2021年11月1日 (最終更新日:2025年5月16日)

将来、みなさんは退職金をいくらもらえそうですか。
退職金はもらえるだろうと思っている方は多いですが、金額まで知っている方は少数派です。そこで今回は、大企業と中小企業の退職金の相場をさまざまなデータよりひもといて紹介します。

退職金制度のある会社は7.5割

厚生労働省「就労条件総合調査」では、5年ごとに会社規模別(従業員の人数別)の退職金制度の状況を調査・公表しています。まずは退職金制度のある会社の割合から見てみましょう。2018年調査と2023年調査の結果を並べたのが次のグラフです。

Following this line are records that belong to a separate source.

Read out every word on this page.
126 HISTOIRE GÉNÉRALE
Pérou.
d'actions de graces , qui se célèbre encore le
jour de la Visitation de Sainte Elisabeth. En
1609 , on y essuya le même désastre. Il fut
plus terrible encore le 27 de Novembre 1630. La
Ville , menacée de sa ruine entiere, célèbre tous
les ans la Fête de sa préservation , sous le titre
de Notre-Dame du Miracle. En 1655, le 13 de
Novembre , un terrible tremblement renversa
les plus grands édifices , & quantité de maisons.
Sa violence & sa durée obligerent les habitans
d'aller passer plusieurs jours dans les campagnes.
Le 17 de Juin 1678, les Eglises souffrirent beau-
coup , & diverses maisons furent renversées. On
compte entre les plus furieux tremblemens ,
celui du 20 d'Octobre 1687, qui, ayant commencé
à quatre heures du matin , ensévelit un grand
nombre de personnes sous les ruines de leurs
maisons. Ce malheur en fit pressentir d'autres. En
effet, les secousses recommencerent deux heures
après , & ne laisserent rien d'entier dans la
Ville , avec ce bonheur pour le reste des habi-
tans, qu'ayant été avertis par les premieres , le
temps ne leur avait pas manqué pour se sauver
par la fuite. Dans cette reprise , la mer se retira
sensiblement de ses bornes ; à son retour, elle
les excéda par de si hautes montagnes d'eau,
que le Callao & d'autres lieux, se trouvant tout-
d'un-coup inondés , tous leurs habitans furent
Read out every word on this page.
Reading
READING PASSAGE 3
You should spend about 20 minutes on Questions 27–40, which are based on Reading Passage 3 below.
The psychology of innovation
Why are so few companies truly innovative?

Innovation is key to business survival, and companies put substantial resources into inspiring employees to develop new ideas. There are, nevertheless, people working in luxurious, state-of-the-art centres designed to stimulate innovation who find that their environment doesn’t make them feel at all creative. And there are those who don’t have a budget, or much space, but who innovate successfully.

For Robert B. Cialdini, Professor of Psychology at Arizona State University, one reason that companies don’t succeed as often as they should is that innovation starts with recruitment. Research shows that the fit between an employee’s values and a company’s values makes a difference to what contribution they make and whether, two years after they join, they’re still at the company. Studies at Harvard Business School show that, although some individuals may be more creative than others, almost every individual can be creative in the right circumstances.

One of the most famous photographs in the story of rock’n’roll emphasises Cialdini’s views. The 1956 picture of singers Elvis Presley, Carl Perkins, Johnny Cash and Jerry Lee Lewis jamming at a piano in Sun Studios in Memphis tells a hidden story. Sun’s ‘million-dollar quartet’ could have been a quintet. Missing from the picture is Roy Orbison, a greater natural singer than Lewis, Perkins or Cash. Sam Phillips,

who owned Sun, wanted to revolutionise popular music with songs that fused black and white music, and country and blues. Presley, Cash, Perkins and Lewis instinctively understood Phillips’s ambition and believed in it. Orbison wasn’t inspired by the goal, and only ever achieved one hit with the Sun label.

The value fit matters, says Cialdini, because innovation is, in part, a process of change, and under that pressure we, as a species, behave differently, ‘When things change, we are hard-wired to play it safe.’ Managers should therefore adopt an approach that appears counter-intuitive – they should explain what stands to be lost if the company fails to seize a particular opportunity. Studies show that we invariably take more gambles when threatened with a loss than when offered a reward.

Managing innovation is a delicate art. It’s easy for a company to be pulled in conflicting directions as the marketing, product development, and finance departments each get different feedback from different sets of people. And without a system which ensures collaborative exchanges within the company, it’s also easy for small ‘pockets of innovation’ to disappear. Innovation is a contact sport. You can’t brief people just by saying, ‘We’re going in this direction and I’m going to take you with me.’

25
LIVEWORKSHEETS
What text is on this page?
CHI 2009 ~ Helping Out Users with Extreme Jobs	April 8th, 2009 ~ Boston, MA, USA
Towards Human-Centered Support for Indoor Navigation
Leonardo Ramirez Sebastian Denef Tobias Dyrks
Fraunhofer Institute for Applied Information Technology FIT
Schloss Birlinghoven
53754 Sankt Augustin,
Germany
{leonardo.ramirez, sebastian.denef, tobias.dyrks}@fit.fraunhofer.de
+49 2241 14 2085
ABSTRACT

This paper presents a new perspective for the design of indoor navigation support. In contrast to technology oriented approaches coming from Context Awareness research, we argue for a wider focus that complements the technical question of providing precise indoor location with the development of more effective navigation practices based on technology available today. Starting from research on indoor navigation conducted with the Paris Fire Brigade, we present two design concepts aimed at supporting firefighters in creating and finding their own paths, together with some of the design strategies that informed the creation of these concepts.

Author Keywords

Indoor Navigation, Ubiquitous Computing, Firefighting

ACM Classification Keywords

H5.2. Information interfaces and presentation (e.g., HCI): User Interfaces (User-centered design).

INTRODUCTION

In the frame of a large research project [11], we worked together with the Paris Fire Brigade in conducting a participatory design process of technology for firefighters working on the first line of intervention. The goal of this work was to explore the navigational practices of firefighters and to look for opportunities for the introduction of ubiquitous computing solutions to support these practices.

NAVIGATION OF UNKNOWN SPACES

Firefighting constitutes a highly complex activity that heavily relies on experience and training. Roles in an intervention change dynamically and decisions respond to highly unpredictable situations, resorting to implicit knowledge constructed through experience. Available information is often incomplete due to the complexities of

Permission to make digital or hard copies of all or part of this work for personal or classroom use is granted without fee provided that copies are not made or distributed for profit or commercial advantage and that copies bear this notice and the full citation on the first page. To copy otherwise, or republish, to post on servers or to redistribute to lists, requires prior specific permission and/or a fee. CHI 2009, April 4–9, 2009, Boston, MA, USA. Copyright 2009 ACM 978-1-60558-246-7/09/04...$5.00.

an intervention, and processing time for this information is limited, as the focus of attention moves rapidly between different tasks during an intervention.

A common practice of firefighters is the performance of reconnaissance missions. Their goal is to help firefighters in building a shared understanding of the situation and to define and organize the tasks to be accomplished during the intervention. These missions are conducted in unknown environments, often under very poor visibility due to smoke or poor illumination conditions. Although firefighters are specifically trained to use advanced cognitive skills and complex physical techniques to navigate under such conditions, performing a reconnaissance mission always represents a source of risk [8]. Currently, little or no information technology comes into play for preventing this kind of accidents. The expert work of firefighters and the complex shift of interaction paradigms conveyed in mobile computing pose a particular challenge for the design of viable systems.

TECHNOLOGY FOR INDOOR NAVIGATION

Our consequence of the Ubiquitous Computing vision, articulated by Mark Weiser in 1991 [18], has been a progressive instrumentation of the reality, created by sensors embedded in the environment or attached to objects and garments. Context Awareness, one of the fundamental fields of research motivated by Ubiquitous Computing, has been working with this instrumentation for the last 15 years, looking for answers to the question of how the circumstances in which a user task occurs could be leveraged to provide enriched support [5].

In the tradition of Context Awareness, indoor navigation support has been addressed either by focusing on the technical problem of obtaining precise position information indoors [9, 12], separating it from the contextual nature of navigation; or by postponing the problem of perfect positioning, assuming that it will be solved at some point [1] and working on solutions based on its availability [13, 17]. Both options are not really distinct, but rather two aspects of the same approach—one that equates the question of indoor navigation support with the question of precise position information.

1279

全体の割合:2013年75.5% 2018年80.5%、会社規模1,000人以上:2013年93.6% 2018年92.3%、会社規模300~999人:2013年89.4% 2018年91.8%、会社規模100~299人:2013年82% 2018年84.9%、会社規模30~99人:2013年72% 2018年77.6%
全体の割合:2013年75.5% 2018年80.5%、会社規模1,000人以上:2013年93.6% 2018年92.3%、会社規模300~999人:2013年89.4% 2018年91.8%、会社規模100~299人:2013年82% 2018年84.9%、会社規模30~99人:2013年72% 2018年77.6%

2018年から2023年にかけて退職金制度のある会社の割合は約5%減少しましたが、それでも約7.5割の会社が退職金制度を導入しています。また、会社規模別に見ると、従業員の多い会社ほど退職金制度があることがわかります。

また、30人未満の会社についてはこの調査にデータがないのですが、参考までに「中小企業の賃金・退職金事情(令和6年版)」(東京都産業労働局)を見ると、10人~49人の都内中小企業の退職金制度の導入率は62.0%となっています。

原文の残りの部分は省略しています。